On comparing the results of RT patients in the present study with that of Saray et al in Turkey in 2004, the results are comparable [13].
Concerning RT recipients, they had overall less nail changes than HD patient and this could be due to better renal function in RT patients.
The most common 3 nail changes in present study were absence lunula, half and half nail and leukonychia. These are similar to what was previously reported literature however not in the same order. The most common nail change In the present study is absence of lunula while in the study carried out by of Saray et al it was leukonychia [13].
The mechanisms by which nail changes occur in renal disease are not fully understood. However different pathomechanisms are suggested. The absence of lunula usually reflects metabolic changes in chronic renal failure and alteration in nail consistency.

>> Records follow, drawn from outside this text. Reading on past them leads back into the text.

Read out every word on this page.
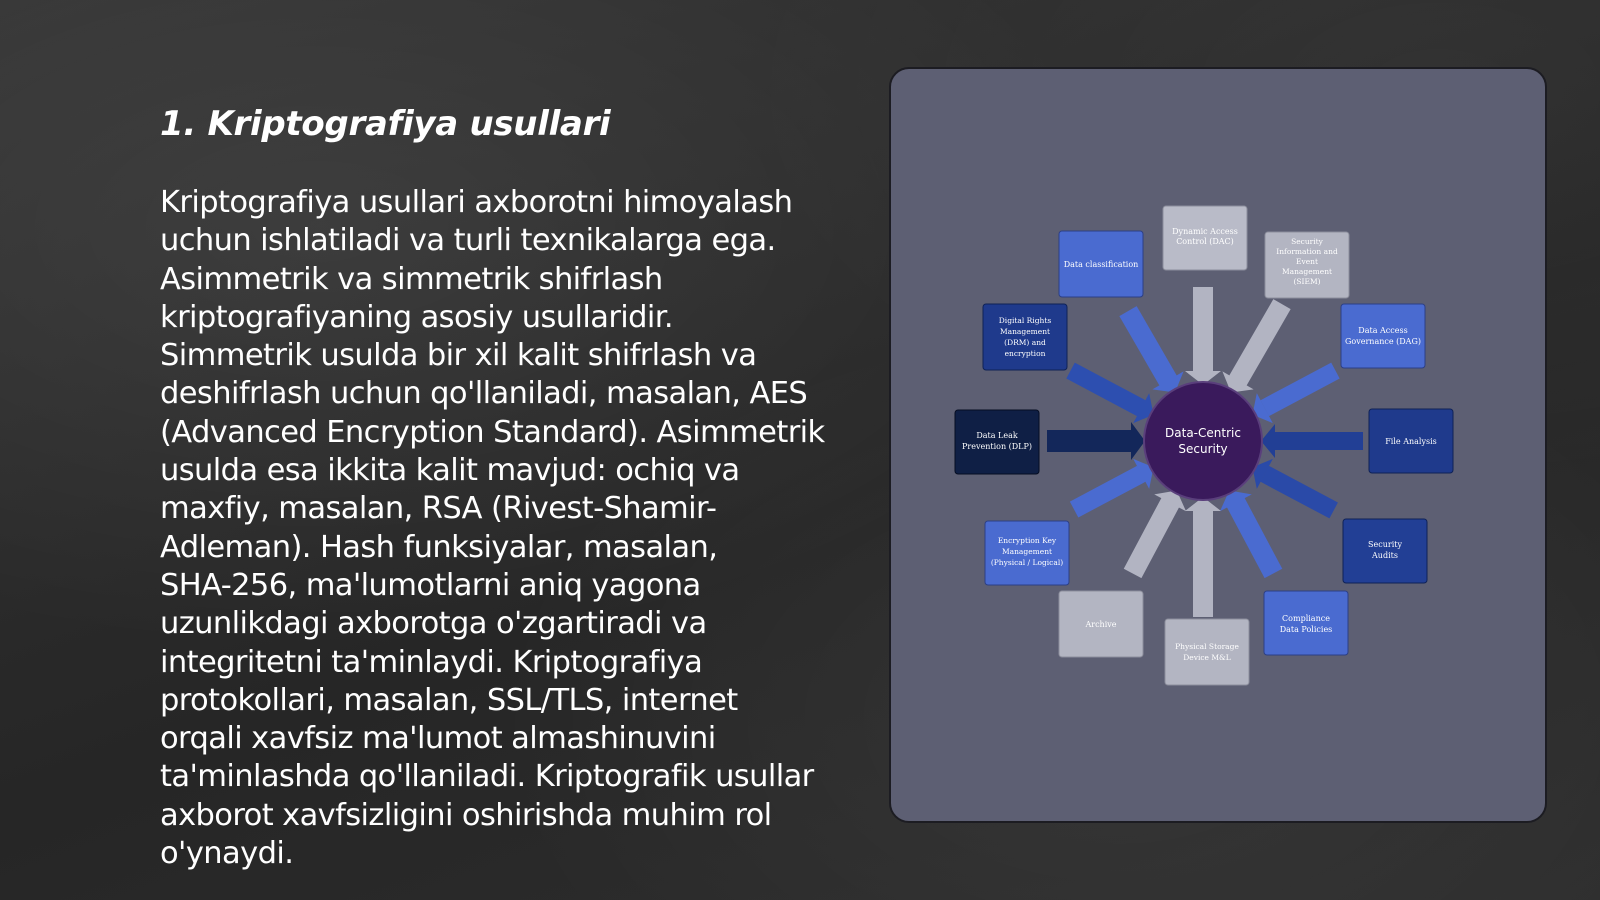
1. Kriptografiya usullari

Kriptografiya usullari axborotni himoyalash
uchun ishlatiladi va turli texnikalarga ega.
Asimmetrik va simmetrik shifrlash
kriptografiyaning asosiy usullaridir.
Simmetrik usulda bir xil kalit shifrlash va
deshifrlash uchun qo'llaniladi, masalan, AES
(Advanced Encryption Standard). Asimmetrik
usulda esa ikkita kalit mavjud: ochiq va
maxfiy, masalan, RSA (Rivest-Shamir-
Adleman). Hash funksiyalar, masalan,
SHA-256, ma'lumotlarni aniq yagona
uzunlikdagi axborotga o'zgartiradi va
integritetni ta'minlaydi. Kriptografiya
protokollari, masalan, SSL/TLS, internet
orqali xavfsiz ma'lumot almashinuvini
ta'minlashda qo'llaniladi. Kriptografik usullar
axborot xavfsizligini oshirishda muhim rol
o'ynaydi.

Data-Centric
Security
Dynamic Access
Control (DAC)	Security
Information and
Event
Management
(SIEM)
Data Access
Governance (DAG)
File Analysis
Security
Audits
Compliance
Data Policies
Physical Storage
Device M&L
Archive
Encryption Key
Management
(Physical / Logical)
Data Leak
Prevention (DLP)
Digital Rights
Management
(DRM) and
encryption
Data classification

Iorizzo et al stated that malnutrition, peripheral circulatory diseases, and low level of iron and zinc may be aetiological factors [16]. In addition we suggest that absence of lunula may be correlated to retraction of the nail matrix due to decrease in the nail matrix growth and alteration of hydration of the nail plate make it invisible or due to the attachment to the nail bed.
The pathogenesis of half-and-half nails is still unknown. In chronic renal disease the number of capillaries under the nail plate is increased, with remarkable thickening of the capillary walls. The increase in capillary density of the nail bed might account for the band of discoloration [17]. Stimulation of nail melanocytes by increased levels of plasma melanotrophic hormone has been suggested. Substantially higher levels of circulating melanotrophic hormone have been found in patients treated by maintenance dialysis for chronic renal failure [18]. A melanin granule was found in the basal layer of the nail bed epidermis [19].

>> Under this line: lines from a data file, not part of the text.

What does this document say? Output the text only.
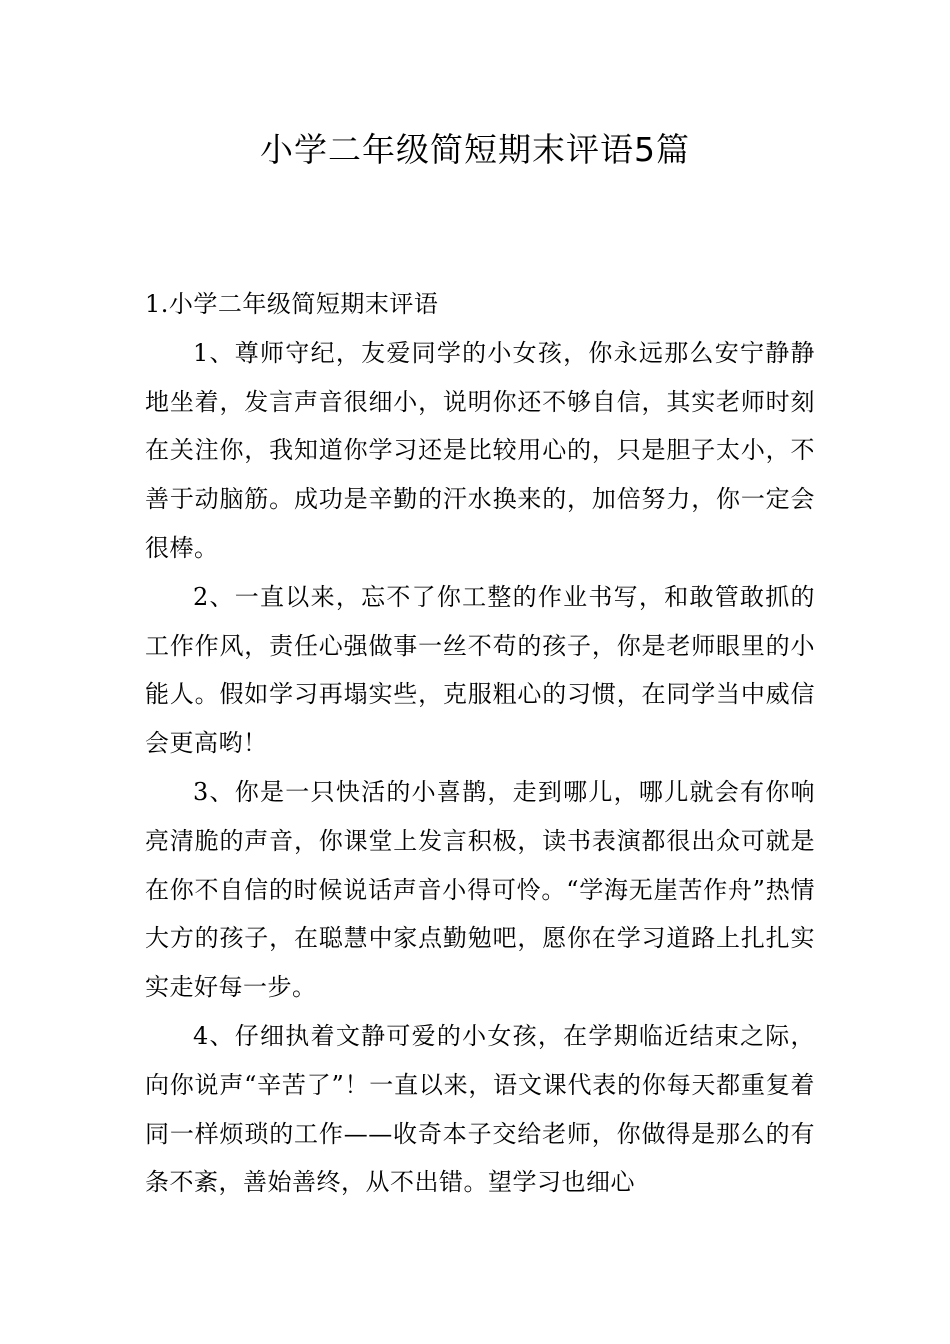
小学二年级简短期末评语5篇

1.小学二年级简短期末评语

1、尊师守纪，友爱同学的小女孩，你永远那么安宁静静地坐着，发言声音很细小，说明你还不够自信，其实老师时刻在关注你，我知道你学习还是比较用心的，只是胆子太小，不善于动脑筋。成功是辛勤的汗水换来的，加倍努力，你一定会很棒。

2、一直以来，忘不了你工整的作业书写，和敢管敢抓的工作作风，责任心强做事一丝不苟的孩子，你是老师眼里的小能人。假如学习再塌实些，克服粗心的习惯，在同学当中威信会更高哟！

3、你是一只快活的小喜鹊，走到哪儿，哪儿就会有你响亮清脆的声音，你课堂上发言积极，读书表演都很出众可就是在你不自信的时候说话声音小得可怜。“学海无崖苦作舟”热情大方的孩子，在聪慧中家点勤勉吧，愿你在学习道路上扎扎实实走好每一步。

4、仔细执着文静可爱的小女孩，在学期临近结束之际，向你说声“辛苦了”！一直以来，语文课代表的你每天都重复着同一样烦琐的工作——收奇本子交给老师，你做得是那么的有条不紊，善始善终，从不出错。望学习也细心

Regarding leukonychia the changes in the nail bed, are responsible for the white appearance [20]. Nail bed pallor may be a non-specific sign of anemia, oedema or vascular impairment [1].

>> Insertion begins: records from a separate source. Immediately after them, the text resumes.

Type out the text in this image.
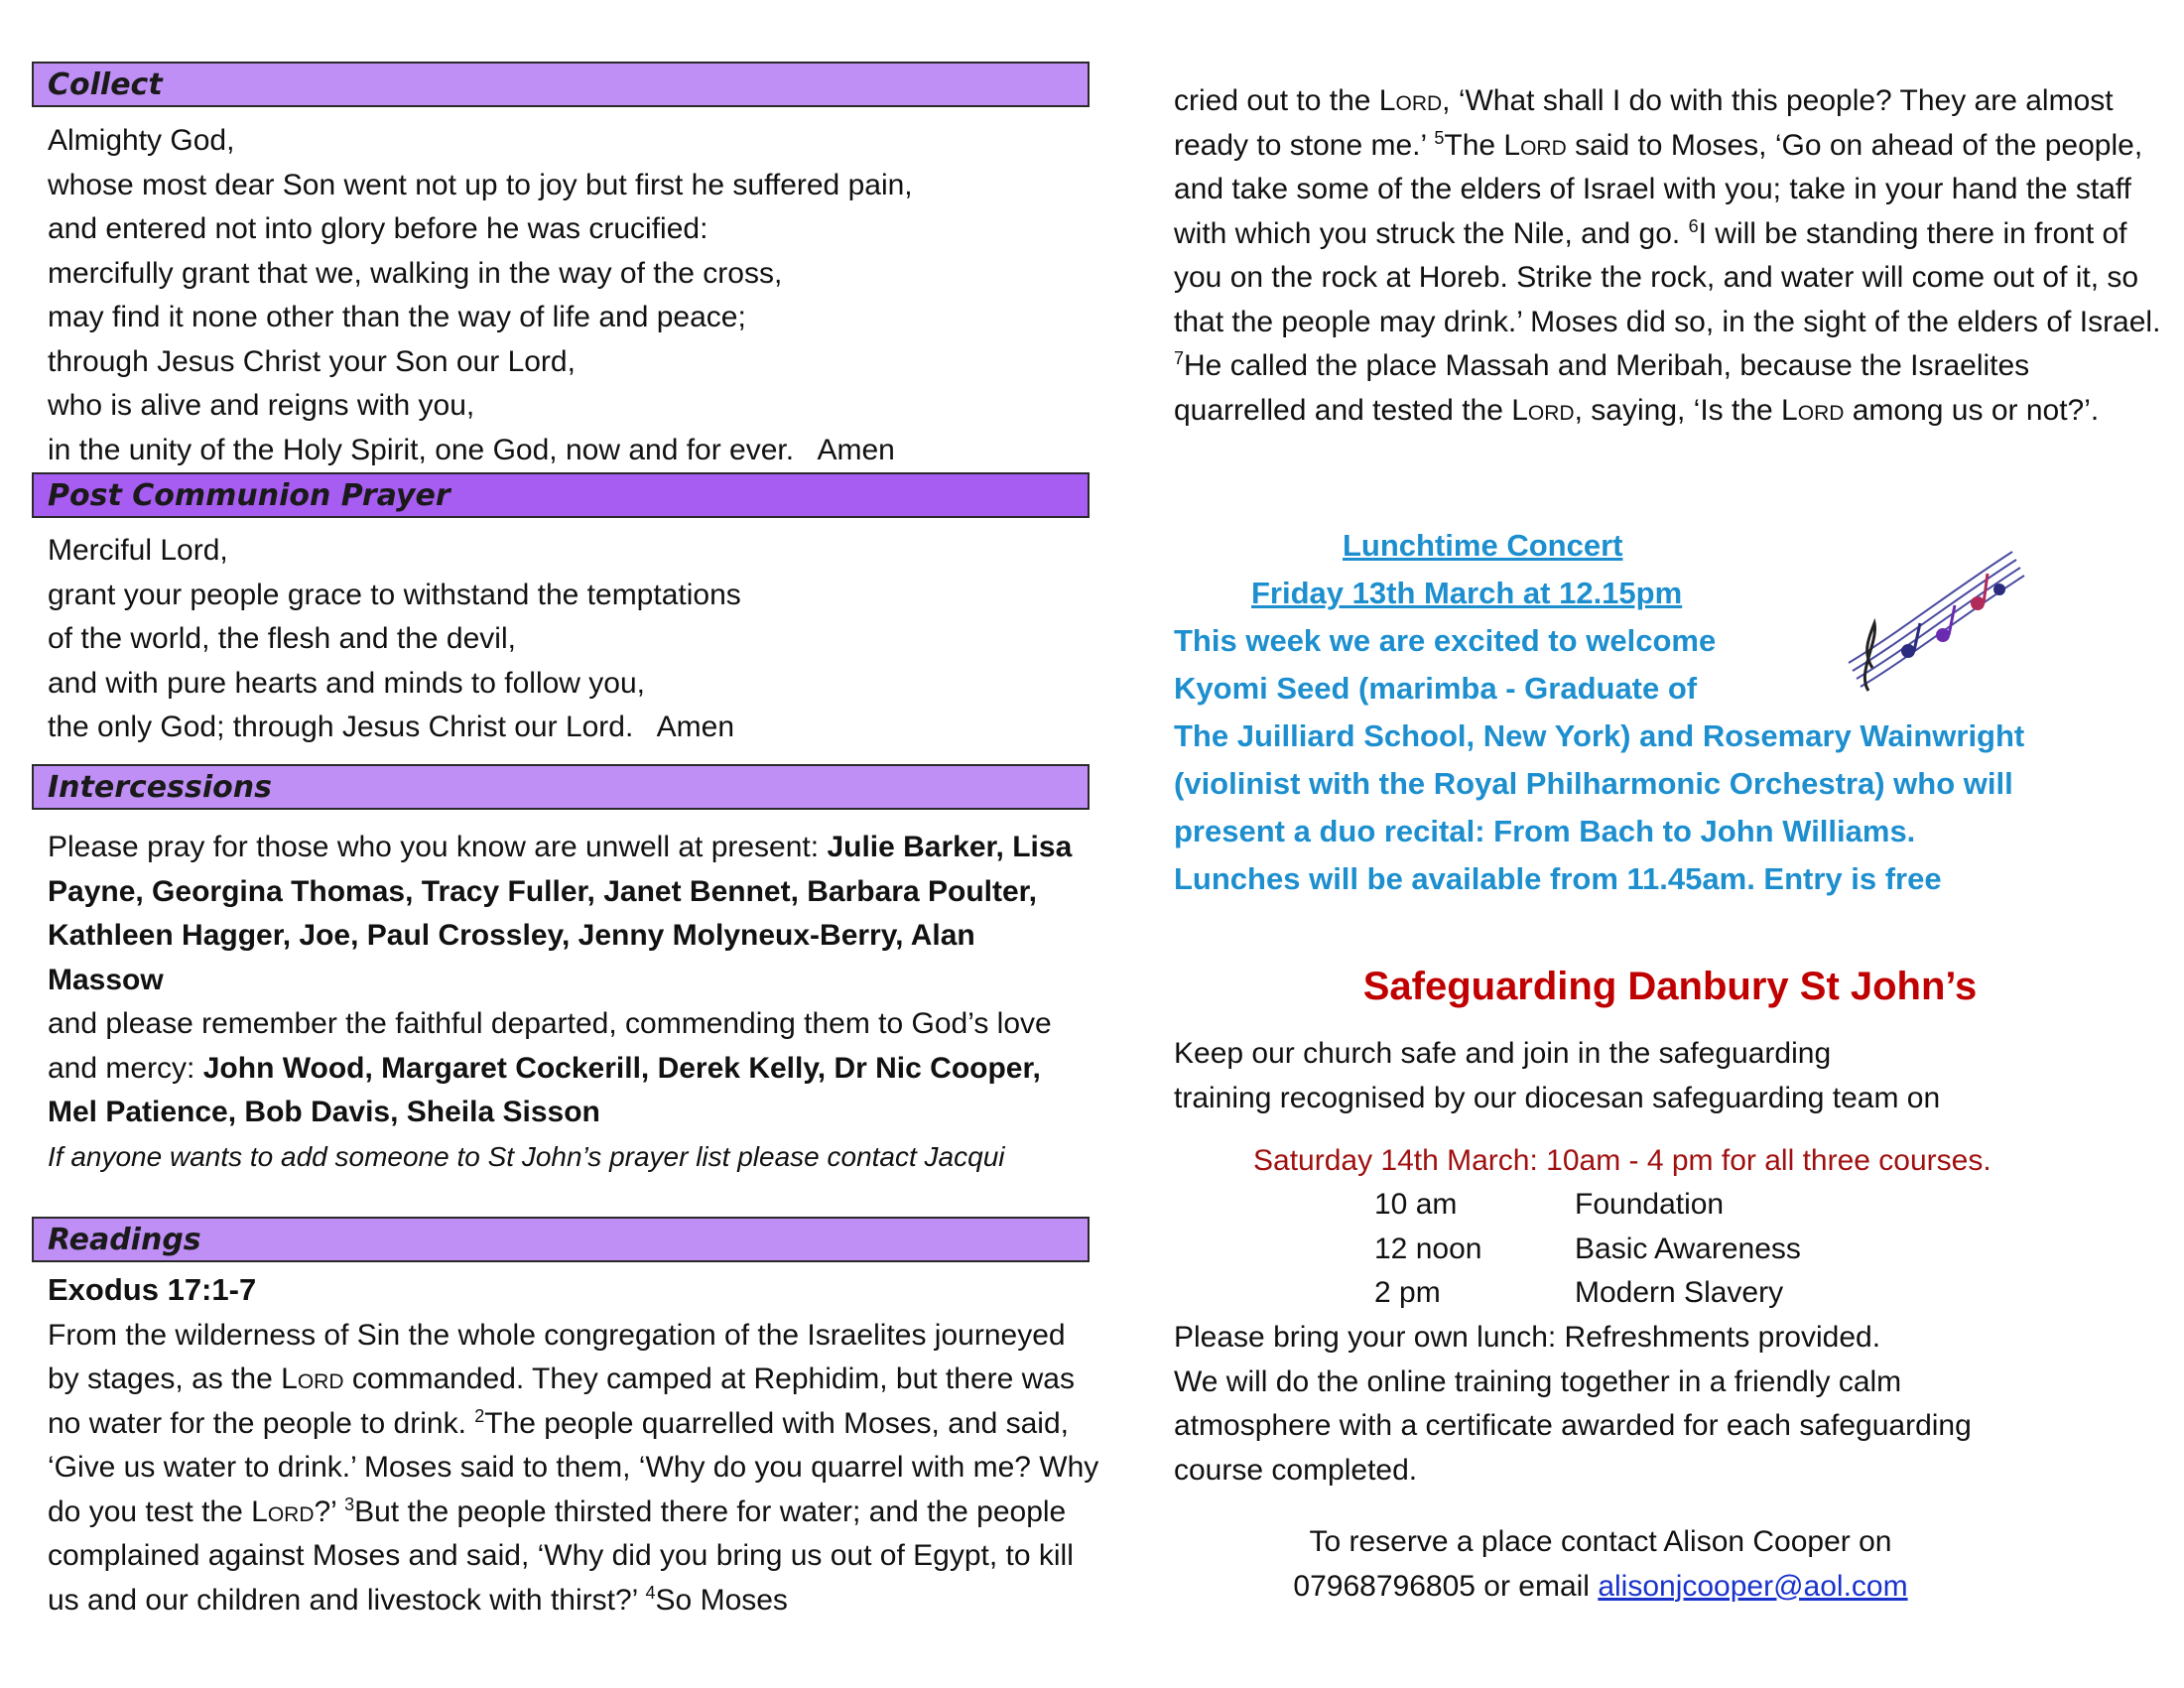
Collect
Almighty God,
whose most dear Son went not up to joy but first he suffered pain,
and entered not into glory before he was crucified:
mercifully grant that we, walking in the way of the cross,
may find it none other than the way of life and peace;
through Jesus Christ your Son our Lord,
who is alive and reigns with you,
in the unity of the Holy Spirit, one God, now and for ever.   Amen
Post Communion Prayer
Merciful Lord,
grant your people grace to withstand the temptations
of the world, the flesh and the devil,
and with pure hearts and minds to follow you,
the only God; through Jesus Christ our Lord.   Amen
Intercessions
Please pray for those who you know are unwell at present: Julie Barker, Lisa Payne, Georgina Thomas, Tracy Fuller, Janet Bennet, Barbara Poulter, Kathleen Hagger, Joe, Paul Crossley, Jenny Molyneux-Berry, Alan Massow
and please remember the faithful departed, commending them to God’s love and mercy: John Wood, Margaret Cockerill, Derek Kelly, Dr Nic Cooper, Mel Patience, Bob Davis, Sheila Sisson
If anyone wants to add someone to St John’s prayer list please contact Jacqui
Readings
Exodus 17:1-7
From the wilderness of Sin the whole congregation of the Israelites journeyed by stages, as the Lord commanded. They camped at Rephidim, but there was no water for the people to drink. $^2$The people quarrelled with Moses, and said, ‘Give us water to drink.’ Moses said to them, ‘Why do you quarrel with me? Why do you test the Lord?’ $^3$But the people thirsted there for water; and the people complained against Moses and said, ‘Why did you bring us out of Egypt, to kill us and our children and livestock with thirst?’ $^4$So Moses
cried out to the Lord, ‘What shall I do with this people? They are almost ready to stone me.’ $^5$The Lord said to Moses, ‘Go on ahead of the people, and take some of the elders of Israel with you; take in your hand the staff with which you struck the Nile, and go. $^6$I will be standing there in front of you on the rock at Horeb. Strike the rock, and water will come out of it, so that the people may drink.’ Moses did so, in the sight of the elders of Israel. $^7$He called the place Massah and Meribah, because the Israelites quarrelled and tested the Lord, saying, ‘Is the Lord among us or not?’.
Lunchtime Concert
Friday 13th March at 12.15pm
This week we are excited to welcome
Kyomi Seed (marimba - Graduate of
The Juilliard School, New York) and Rosemary Wainwright
(violinist with the Royal Philharmonic Orchestra) who will
present a duo recital: From Bach to John Williams.
Lunches will be available from 11.45am. Entry is free
Safeguarding Danbury St John’s
Keep our church safe and join in the safeguarding
training recognised by our diocesan safeguarding team on
Saturday 14th March: 10am - 4 pm for all three courses.
10 am
12 noon
2 pm
Foundation
Basic Awareness
Modern Slavery
Please bring your own lunch: Refreshments provided.
We will do the online training together in a friendly calm
atmosphere with a certificate awarded for each safeguarding
course completed.
To reserve a place contact Alison Cooper on
07968796805 or email alisonjcooper@aol.com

Onycholysis and splinter hemorrhage are less in RT which could be of due to improvement metabolic changes and improving of ichting.
Anemia are common in HD which lead to a change in the nail shape (koilonychia) and after renal transplantation anemia will improved and this could be related to decrease frequency of koilonychia.
The pathogenesis of Muehrcke’s lines is still uncertain. Oedematous changes in the nail bed connective tissue [21] or alteration of the nail plate to nail bed attachment have been offered as possible explanations for the nail discoloration [22].
Specific pathophysiologic mechanisms of clubbing remain unclear. It may be due to increased platelet derived growth factor and hepatocyte growth factor at the nail bed causing periosteal changes [23, 24].

5. Conclusions

1. Nail changes could be a marker of renal disease status.
2. Absence of lunula is the most common nail changes in hemodialysis and renal transplant patients.
3. Nail changes decreased in frequencies after renal transplantation like half and half nail, abscence of lunulaand and onycholysis apart from leukonychia, probably due to improvement of renal function.